The south witnessed the horrors of being a defeated nation. Compound the morbid signs of physical destruction with the return of thousands of damaged soldiers….some damages mental, some physical, all disabling and all needing care that wasn’t there… with the prominently featured popular art of “carpetbagging”…officially those (southern-migrating Yankees) who sought their own personal gain from the reconstruction governments. They usually did this by threatening citizens’ livelihoods and seizing their properties, leaving former landowners in a state of despair and hopelessness.
I understand why many southern communities wanted to honor their local young men who had made the ultimate sacrifice so as to preserve the homefront. What better way than erecting a larger than life, statue of the southern soldier or leader, atop a massive horse, forever leading and inspiring his troops on to victory, even if the victory is for just a small green patch of a southern park, strategically complete with wooden benches and a squadron of pigeon reconnaissance.
I grew up expecting to see these statues signifying town-squares (when towns had main squares) and between the shrubs and amongst the tree limbs in city parks.
I never considered the fact that most of these statues first appeared during a time when Jim Crowe laws ruled the south. Think of it as the way the south got back at northern politicians and newly-freed blacks. They mandated public segregation….schools, “public” transportation, restrooms, restaurants, and drinking fountains, just to mention a few.

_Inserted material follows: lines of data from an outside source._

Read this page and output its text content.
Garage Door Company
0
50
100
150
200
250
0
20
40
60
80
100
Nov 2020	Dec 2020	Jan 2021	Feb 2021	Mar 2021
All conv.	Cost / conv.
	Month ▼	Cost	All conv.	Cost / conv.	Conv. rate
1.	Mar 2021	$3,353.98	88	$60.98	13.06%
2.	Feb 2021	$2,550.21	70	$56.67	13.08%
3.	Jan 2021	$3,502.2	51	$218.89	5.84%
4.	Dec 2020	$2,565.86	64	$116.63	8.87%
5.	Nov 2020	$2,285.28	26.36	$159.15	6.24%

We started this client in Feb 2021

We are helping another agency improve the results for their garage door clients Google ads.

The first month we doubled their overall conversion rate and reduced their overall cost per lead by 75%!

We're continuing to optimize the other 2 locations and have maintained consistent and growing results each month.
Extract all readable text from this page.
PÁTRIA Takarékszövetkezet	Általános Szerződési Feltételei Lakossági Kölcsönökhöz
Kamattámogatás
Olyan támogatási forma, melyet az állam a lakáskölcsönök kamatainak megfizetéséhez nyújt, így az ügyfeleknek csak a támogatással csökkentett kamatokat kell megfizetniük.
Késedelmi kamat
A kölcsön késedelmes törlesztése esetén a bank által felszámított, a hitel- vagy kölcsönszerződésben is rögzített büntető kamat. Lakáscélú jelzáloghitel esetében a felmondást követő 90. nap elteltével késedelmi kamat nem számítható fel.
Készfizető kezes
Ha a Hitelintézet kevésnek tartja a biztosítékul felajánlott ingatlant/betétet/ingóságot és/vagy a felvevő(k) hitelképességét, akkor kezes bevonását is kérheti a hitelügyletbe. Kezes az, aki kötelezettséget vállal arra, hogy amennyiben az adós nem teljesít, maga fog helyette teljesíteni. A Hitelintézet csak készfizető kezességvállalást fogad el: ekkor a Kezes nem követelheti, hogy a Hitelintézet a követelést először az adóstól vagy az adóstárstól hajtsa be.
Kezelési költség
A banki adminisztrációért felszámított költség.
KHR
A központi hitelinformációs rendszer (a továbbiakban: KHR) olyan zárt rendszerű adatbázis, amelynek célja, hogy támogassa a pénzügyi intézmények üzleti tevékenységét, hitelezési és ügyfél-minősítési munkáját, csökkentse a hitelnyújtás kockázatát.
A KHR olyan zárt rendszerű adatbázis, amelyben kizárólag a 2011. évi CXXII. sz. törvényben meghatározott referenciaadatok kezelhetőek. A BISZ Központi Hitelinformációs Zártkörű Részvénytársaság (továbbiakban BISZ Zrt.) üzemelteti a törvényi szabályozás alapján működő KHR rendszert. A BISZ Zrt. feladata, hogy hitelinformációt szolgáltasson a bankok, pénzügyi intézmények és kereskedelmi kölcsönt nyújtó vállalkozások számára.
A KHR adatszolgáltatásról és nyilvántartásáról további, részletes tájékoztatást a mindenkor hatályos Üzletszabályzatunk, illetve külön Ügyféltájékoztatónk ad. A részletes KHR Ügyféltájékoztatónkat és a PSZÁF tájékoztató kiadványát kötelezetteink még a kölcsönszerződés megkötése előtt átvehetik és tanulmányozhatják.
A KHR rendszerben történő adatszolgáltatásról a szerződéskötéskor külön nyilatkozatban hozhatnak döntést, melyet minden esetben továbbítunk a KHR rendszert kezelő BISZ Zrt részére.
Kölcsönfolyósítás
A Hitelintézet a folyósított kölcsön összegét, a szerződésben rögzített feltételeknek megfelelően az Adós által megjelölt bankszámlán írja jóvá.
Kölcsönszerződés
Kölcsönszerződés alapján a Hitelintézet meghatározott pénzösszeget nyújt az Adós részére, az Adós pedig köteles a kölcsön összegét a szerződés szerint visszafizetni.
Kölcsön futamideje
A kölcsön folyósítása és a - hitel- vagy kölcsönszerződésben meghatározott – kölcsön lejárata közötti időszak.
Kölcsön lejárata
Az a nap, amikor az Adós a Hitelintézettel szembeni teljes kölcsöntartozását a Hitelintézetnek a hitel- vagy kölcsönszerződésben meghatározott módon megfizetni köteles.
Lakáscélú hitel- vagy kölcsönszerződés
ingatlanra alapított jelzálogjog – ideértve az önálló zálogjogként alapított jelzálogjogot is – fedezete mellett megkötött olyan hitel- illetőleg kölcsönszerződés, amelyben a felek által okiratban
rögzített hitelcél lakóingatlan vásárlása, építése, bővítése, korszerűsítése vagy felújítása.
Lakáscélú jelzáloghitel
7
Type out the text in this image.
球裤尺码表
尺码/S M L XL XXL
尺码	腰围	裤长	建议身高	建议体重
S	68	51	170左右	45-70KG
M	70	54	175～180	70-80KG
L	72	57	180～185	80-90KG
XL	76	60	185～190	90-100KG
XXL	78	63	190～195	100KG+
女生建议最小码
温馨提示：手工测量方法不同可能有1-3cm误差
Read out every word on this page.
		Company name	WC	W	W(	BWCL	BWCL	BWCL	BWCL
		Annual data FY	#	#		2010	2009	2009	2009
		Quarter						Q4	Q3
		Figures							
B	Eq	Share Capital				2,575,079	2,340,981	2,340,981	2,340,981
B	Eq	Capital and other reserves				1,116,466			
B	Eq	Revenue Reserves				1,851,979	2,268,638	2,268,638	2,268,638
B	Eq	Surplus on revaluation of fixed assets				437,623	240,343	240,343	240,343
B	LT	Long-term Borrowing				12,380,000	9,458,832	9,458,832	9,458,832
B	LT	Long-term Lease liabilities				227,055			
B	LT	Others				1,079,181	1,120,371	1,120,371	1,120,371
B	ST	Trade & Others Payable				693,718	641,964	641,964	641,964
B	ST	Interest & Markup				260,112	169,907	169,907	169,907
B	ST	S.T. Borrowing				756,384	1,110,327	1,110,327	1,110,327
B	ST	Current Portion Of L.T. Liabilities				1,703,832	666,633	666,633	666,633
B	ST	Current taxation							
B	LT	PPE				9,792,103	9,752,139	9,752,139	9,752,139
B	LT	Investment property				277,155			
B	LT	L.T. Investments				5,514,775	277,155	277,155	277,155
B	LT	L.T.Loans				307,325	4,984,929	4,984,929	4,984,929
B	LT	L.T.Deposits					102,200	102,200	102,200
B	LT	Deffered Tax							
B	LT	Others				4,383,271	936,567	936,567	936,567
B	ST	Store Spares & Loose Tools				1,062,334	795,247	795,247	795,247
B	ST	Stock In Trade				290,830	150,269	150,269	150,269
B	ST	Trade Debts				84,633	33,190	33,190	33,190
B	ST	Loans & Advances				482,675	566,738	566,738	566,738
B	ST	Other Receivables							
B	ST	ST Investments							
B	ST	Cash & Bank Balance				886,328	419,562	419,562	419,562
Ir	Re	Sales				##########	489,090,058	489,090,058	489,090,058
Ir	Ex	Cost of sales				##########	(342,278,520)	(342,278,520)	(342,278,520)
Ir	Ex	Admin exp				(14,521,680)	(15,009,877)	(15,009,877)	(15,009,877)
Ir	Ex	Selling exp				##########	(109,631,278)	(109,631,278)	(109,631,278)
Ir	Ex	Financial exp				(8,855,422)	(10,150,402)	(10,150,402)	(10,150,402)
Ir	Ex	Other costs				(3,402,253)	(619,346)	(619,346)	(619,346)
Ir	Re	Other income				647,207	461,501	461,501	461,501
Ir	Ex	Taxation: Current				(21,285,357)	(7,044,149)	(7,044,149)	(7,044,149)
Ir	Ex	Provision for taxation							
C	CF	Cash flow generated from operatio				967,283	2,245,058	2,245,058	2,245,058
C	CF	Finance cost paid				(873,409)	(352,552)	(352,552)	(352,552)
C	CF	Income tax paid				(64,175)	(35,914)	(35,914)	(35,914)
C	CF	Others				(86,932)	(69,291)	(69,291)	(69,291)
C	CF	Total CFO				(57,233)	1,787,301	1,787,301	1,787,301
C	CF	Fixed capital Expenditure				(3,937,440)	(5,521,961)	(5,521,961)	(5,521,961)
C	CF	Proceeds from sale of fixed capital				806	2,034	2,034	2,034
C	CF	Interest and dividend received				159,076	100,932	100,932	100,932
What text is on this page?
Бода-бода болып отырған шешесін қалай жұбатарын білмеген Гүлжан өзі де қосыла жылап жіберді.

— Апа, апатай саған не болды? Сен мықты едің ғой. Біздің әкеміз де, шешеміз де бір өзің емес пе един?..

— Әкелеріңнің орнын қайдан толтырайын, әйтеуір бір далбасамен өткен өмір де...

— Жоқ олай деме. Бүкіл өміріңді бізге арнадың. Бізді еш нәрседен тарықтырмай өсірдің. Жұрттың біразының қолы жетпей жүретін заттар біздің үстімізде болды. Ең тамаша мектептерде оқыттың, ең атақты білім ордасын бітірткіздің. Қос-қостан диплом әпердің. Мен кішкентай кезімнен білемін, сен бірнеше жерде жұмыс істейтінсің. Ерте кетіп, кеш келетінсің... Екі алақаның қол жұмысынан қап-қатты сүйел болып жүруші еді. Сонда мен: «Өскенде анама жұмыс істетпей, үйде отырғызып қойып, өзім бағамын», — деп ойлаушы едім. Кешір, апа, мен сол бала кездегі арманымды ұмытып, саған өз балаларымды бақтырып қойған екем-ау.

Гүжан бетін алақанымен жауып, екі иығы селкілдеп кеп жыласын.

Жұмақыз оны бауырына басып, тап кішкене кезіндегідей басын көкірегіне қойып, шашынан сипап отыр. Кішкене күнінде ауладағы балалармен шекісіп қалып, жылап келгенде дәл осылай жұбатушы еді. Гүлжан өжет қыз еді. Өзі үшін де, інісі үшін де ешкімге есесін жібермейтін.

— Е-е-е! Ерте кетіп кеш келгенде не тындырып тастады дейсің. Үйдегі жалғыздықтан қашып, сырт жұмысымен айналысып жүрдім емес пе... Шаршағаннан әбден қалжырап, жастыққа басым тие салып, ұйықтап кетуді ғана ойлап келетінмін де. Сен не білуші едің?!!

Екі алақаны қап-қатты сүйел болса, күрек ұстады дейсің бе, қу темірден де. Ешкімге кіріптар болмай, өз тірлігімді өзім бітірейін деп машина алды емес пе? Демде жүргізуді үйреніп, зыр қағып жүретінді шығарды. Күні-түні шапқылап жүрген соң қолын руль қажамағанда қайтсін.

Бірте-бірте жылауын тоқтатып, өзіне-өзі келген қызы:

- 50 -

The “down and out” White man of a decade after the war was gone. In his place, the “coming up/getting even” southern White man of the early twentieth century who had, once again, taken control of the southern way of life. It became slavery without real shackles, but shackled nevertheless.
It was still a divided populace just as before. This time the grudge held was not by the Blacks, who were legally free, but by the whites, who still bemoaned the fact that they had lost their subservient and cheap labor force.
With the Jim Crowe’s Guide to Southern Life, the pecking order had been restored. The whites jockeyed for all preferable positions, leaving the blacks/colors clinging to whatever branch or limb they could hold onto in the stormy, unsure lower layers. And that’s how it was.
This great big, colorful ball of democracy just keeps rolling along, adding colors and size as it goes. It’s always a bit different. Easy on the younger participants…everything is new, bright and glitzy: Really hard on the older participants….. so habitual in their ways…hard having to realize “their” world is “everyone’s” world, and “everyone’s” world is anything but habitual.